JHI · 23(2)
Journal of the History of Ideas
Vol. 23, No. 2 · pp. 234–251 · Apr.–Jun. 1962

The Konstanz Confusion: A Re-Examination of a Lost Conciliar Episode

Friedrich Reichmann · Universität Heidelberg
Abstract
The episode known to historians as “the Konstanz Confusion” refers to the failed effort by a council of seven brethren, gathered at Konstanz in 1487, to resolve the long-standing question of whether A. (in the parlance of the field, vas patens) was a singular object or a class of phenomena. The minutes of the council are lost; the seven attendees declined to speak of what was discussed; three of the seven subsequently founded the so-called Beet Order. The present paper argues that the Confusion is not, as previously thought, a failure of theological method, but a deliberate strategy — the conciliar tradition’s only known instance of a council convened expressly to not arrive at a conclusion.

1. The Standard Account

The standard account, owed principally to Brunhauer (1939) and reified by every subsequent textbook of late medieval ecclesiastical history, holds that the council was convened with the intention of producing a binding answer; that the answer was not forthcoming; and that the resulting record (lost) was suppressed by mutual agreement among the attendees. This is the account given by every survey of the period from Wilkins (1944) to Pelikan (1959).

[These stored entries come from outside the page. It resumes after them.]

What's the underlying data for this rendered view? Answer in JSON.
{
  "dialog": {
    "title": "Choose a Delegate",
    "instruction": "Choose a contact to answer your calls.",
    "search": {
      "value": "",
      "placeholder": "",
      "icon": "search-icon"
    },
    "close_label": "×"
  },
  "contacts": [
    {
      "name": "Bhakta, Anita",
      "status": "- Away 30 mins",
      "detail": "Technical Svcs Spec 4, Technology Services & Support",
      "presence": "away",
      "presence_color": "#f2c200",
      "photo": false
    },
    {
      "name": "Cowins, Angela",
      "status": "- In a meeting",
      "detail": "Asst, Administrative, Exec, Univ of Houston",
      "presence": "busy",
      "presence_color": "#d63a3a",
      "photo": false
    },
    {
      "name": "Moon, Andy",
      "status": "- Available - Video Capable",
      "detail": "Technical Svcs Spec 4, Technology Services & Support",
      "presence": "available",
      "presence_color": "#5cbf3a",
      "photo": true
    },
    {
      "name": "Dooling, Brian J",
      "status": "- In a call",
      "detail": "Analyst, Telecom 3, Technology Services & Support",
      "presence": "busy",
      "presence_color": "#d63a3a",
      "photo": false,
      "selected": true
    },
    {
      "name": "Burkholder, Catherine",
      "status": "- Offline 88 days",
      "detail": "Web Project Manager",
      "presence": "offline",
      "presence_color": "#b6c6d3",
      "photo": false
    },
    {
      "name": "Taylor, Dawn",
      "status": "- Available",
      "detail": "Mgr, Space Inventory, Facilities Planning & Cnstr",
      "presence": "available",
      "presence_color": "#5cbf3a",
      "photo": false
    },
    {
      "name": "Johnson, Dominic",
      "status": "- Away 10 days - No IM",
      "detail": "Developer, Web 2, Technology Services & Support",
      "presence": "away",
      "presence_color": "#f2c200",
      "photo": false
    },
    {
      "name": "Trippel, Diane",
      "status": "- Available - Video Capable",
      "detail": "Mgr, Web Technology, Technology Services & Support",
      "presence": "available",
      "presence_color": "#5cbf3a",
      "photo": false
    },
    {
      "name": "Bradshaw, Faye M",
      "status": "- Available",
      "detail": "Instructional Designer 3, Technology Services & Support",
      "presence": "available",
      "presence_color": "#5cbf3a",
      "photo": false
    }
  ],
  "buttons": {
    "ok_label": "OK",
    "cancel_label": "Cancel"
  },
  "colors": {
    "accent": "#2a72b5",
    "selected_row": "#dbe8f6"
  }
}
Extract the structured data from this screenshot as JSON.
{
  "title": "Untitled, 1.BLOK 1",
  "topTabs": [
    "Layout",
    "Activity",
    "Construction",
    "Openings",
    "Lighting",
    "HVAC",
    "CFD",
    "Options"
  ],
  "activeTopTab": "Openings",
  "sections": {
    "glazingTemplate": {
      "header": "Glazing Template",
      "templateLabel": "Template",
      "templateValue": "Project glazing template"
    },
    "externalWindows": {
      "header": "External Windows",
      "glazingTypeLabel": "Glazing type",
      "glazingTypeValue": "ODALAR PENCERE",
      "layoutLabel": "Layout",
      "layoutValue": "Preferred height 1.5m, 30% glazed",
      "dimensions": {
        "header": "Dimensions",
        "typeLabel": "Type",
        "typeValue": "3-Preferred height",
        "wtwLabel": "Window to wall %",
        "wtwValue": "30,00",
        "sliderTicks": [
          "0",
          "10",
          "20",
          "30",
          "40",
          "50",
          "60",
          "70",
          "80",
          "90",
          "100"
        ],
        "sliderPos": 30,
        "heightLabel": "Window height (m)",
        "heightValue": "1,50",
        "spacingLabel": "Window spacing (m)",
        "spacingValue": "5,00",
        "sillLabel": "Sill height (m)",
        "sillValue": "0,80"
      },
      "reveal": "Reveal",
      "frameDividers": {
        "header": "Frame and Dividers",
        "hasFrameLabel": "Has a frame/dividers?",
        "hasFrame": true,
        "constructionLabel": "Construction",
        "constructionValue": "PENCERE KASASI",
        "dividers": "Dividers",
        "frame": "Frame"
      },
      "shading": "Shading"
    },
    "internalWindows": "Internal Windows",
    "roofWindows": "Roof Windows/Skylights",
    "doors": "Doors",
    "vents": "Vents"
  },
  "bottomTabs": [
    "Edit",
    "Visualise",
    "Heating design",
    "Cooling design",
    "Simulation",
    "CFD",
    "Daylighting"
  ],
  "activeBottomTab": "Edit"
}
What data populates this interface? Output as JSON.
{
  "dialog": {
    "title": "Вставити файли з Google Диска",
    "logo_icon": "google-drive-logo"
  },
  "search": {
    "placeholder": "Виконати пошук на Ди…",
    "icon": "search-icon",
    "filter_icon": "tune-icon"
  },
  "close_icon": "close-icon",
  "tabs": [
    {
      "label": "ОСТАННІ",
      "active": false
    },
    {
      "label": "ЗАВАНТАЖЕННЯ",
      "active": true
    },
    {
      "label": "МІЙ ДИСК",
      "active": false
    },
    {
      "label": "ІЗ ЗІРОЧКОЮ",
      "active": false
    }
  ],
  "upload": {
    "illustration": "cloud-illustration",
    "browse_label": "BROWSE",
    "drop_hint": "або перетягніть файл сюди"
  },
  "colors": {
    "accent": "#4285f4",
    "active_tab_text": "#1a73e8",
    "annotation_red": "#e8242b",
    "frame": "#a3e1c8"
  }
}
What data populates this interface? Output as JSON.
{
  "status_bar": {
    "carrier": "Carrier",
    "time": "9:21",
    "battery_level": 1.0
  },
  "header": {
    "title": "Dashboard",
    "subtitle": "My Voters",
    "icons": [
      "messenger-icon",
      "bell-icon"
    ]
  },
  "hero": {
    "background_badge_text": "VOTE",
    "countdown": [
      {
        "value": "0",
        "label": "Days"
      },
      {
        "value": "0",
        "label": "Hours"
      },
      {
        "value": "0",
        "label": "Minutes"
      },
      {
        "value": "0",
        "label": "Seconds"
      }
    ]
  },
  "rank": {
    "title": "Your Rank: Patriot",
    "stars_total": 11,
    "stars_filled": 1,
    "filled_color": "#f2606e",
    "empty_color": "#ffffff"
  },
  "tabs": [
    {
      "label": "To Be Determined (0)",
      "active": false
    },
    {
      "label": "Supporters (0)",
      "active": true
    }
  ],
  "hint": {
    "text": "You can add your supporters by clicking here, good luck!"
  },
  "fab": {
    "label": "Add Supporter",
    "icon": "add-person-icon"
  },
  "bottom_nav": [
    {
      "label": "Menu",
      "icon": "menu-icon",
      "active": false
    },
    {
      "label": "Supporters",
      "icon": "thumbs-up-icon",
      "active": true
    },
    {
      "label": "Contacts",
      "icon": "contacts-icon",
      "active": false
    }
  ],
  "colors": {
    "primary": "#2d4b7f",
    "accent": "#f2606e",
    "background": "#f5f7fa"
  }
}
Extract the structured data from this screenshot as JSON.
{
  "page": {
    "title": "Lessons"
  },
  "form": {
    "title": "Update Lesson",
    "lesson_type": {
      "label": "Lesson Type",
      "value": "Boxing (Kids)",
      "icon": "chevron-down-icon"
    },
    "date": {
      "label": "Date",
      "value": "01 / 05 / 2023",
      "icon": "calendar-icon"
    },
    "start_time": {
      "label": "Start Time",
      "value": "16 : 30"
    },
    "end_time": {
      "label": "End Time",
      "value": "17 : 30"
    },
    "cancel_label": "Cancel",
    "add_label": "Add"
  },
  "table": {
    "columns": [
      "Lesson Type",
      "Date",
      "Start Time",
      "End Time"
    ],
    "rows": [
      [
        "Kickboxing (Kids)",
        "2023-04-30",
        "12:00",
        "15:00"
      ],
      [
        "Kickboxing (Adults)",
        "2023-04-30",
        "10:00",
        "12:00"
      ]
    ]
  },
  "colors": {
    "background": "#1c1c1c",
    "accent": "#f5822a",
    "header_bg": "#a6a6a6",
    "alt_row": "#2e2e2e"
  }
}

2. Toward a Revisionist Reading

The present paper proposes, on the basis of two newly-discovered marginal annotations in the so-called “Heidelberg Copy” of the council’s preparatory correspondence (cod. Pal. lat. 1814, ff. 17v & 18r), that the standard account inverts the chronology. The annotations — in a hand contemporary with the council and not, in this editor’s judgement, retrospective — read, in part:

“...the brethren have agreed, before convening, that the question shall be put and shall not be answered, and that none shall speak of the manner in which the not-answering was conducted...”

If the annotations are authentic — and the present paper accepts that they are — the council was convened with the prior agreement that no conclusion would be reached. The Confusion is therefore not the product of theological failure, but the council’s declared and only purpose.

3. The Beet Order as Evidence

Further evidence for the revisionist reading is provided by the subsequent founding of the Beet Order (q.v., Charter of 1487, MS Vat. lat. 7741bis). The Order’s monastic constitution, in §IV, requires its members to “refrain from the speaking of any matter on which the Council has lately failed to speak.” The clause is otherwise inexplicable. The Beet Order’s subsequent insistence on a vegetable diet, and its peculiar prohibition on vegetables “smaller than a fist,” is read here as an elaborate metaphor for the Council’s topic — the smaller members of which class the Order took particular care to repudiate.

4. Conclusions

The Confusion is not a failure but an achievement; the Council’s only achievement; and the only achievement of its kind. The present paper does not argue that the achievement was wise, useful, or even intelligible. It argues only that it was deliberate.

Acknowledgements. The author thanks the Vatican Apostolic Library for access to MS Pal. lat. 1814; the Stadtarchiv Konstanz for confirmation that no further fragments are available; and the present membership of the Beet Order, which declined comment but provided lunch.

Submitted 14 March 1961; accepted (with regret) 7 December 1961.